Le cancer du sein a toujours fait partie de la vie d'Elizabeth Chabner Thompson.
Avec des antécédents familiaux de la maladie, elle a regardé son arrière-grand-mère, sa grand-mère et sa mère se faire diagnostiquer et suivre un traitement. Elle a enduré des années de surveillance mammaire, de biopsies et d'interminables consultations avec des conseillers en génétique à cause de son risque élevé. Et puis il y avait sa carrière. En tant que radio-oncologue, son travail consistait à traiter d'autres femmes atteintes du cancer du sein.
Ainsi, lorsqu'elle a subi une double mastectomie prophylactique (une intervention qui réduit considérablement le risque de cancer du sein d'une femme) en 2006, elle s'est dit: «D'accord, ce sera la fin de ma préoccupation majeure avec le cancer du sein à un niveau personnel."
Il s'avère qu'elle était juste pour le contraire.
Grâce à son expérience, et en aidant d’autres femmes ayant subi des procédures similaires, Chabner Thompson a réalisé que la plupart des femmes n’ont pas les outils et les ressources nécessaires pour réussir leur rétablissement - et qu’en tant que médecin et patiente, une position unique pour changer cela.

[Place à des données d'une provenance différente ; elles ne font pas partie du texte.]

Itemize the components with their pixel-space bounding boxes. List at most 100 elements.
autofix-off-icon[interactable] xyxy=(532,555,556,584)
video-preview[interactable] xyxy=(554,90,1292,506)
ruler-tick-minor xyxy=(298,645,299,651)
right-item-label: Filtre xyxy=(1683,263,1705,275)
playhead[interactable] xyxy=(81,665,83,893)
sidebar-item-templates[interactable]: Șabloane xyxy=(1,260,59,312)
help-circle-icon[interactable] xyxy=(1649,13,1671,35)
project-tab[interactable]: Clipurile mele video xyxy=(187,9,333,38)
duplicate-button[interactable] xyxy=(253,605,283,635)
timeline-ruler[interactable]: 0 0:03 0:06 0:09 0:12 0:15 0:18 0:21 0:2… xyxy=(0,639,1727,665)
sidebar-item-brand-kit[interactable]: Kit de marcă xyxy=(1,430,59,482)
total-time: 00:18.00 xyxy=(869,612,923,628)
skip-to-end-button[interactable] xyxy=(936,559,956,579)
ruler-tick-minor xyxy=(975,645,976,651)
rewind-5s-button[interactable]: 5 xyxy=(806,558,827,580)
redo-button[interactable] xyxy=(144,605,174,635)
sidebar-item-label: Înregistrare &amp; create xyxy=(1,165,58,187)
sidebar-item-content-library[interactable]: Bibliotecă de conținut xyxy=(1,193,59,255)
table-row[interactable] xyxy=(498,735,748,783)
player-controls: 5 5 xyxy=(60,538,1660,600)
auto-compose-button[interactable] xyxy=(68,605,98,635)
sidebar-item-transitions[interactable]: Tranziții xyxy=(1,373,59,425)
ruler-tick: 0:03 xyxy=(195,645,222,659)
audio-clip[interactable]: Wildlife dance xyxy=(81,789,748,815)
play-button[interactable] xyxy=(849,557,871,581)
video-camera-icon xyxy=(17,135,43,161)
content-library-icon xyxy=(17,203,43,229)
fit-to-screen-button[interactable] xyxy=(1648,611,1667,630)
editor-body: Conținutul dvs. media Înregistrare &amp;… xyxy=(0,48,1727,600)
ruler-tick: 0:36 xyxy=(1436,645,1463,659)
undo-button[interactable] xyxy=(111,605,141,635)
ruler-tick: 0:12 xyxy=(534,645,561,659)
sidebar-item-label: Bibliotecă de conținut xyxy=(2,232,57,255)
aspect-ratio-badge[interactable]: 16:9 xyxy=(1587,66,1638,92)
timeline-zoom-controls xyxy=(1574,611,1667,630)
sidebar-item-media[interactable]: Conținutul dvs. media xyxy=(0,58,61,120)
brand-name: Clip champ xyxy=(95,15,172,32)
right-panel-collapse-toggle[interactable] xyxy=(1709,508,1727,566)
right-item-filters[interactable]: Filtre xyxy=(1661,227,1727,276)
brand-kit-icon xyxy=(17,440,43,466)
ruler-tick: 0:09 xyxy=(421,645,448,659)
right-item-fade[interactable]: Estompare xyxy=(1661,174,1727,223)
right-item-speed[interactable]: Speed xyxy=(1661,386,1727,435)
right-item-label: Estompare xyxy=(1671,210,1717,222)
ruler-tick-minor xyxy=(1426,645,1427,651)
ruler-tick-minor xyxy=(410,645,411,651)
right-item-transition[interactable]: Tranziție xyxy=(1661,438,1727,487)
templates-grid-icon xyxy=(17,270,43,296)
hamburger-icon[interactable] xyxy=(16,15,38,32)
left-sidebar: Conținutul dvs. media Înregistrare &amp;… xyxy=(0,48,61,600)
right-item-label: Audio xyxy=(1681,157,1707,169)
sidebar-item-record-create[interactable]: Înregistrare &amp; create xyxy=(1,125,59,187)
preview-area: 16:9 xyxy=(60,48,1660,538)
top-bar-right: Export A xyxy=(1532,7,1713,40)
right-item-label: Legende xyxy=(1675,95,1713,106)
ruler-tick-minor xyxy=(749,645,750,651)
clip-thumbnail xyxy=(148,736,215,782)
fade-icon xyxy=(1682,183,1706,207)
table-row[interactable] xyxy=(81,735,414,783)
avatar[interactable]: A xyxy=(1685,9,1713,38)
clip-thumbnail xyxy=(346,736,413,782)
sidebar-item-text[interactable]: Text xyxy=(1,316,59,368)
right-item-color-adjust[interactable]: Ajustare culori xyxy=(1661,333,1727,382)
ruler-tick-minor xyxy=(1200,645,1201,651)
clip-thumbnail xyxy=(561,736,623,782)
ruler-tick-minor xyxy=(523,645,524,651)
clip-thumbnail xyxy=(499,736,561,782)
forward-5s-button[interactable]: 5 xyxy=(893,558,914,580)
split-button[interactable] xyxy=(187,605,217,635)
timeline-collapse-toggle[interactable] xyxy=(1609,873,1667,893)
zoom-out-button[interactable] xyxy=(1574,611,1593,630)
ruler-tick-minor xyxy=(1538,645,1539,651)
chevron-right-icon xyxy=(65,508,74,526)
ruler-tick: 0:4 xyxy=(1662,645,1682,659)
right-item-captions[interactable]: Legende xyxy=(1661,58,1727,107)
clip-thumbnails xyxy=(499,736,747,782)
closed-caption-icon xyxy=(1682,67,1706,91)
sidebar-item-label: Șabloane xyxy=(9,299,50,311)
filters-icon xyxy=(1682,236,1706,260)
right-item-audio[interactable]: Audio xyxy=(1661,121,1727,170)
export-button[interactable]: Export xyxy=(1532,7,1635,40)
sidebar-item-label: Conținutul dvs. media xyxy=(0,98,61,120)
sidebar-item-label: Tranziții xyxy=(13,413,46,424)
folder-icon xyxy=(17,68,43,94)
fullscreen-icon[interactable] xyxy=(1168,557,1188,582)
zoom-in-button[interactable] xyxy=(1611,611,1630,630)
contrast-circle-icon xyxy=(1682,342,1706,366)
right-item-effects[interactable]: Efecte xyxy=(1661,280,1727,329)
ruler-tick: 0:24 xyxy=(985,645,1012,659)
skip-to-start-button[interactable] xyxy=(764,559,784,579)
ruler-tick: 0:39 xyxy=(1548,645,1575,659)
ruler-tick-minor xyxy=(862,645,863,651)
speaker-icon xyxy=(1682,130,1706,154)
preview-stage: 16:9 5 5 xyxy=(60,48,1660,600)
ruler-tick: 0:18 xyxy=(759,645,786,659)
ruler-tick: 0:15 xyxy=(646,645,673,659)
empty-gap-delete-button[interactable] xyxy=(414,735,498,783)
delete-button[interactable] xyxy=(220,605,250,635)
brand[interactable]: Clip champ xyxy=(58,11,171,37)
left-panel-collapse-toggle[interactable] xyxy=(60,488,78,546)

Aujourd'hui encore, Chabner Thompson est le fondateur de BFFL Co. («Meilleurs amis pour la vie»), une entreprise dédiée au développement et à la commercialisation de produits et services de récupération modernes, y compris une gamme de soutiens-gorge de chirurgie et de récupération et la signature de l'entreprise. produit, le BFFLBag. Les sacs colorés et gais contiennent tout ce dont les femmes ont besoin pour se rétablir d'une chirurgie, depuis un oreiller confort spécialement conçu pour les fournitures de soins des plaies et des drainages, en passant par une boîte de collations KIND savoureuses et saines. La société est à but lucratif mais donne 15% de ses recettes à des œuvres de bienfaisance et a connu une croissance fulgurante depuis sa création en 2011.
Nous nous sommes assis avec Chabner Thompson pour en savoir plus sur son cheminement de carrière, les décisions qui l’ont menée aujourd’hui et sa société en croissance rapide.
Vous venez d'une famille avec quatre générations de cancer du sein. Est-ce ce qui a motivé votre intérêt pour la médecine?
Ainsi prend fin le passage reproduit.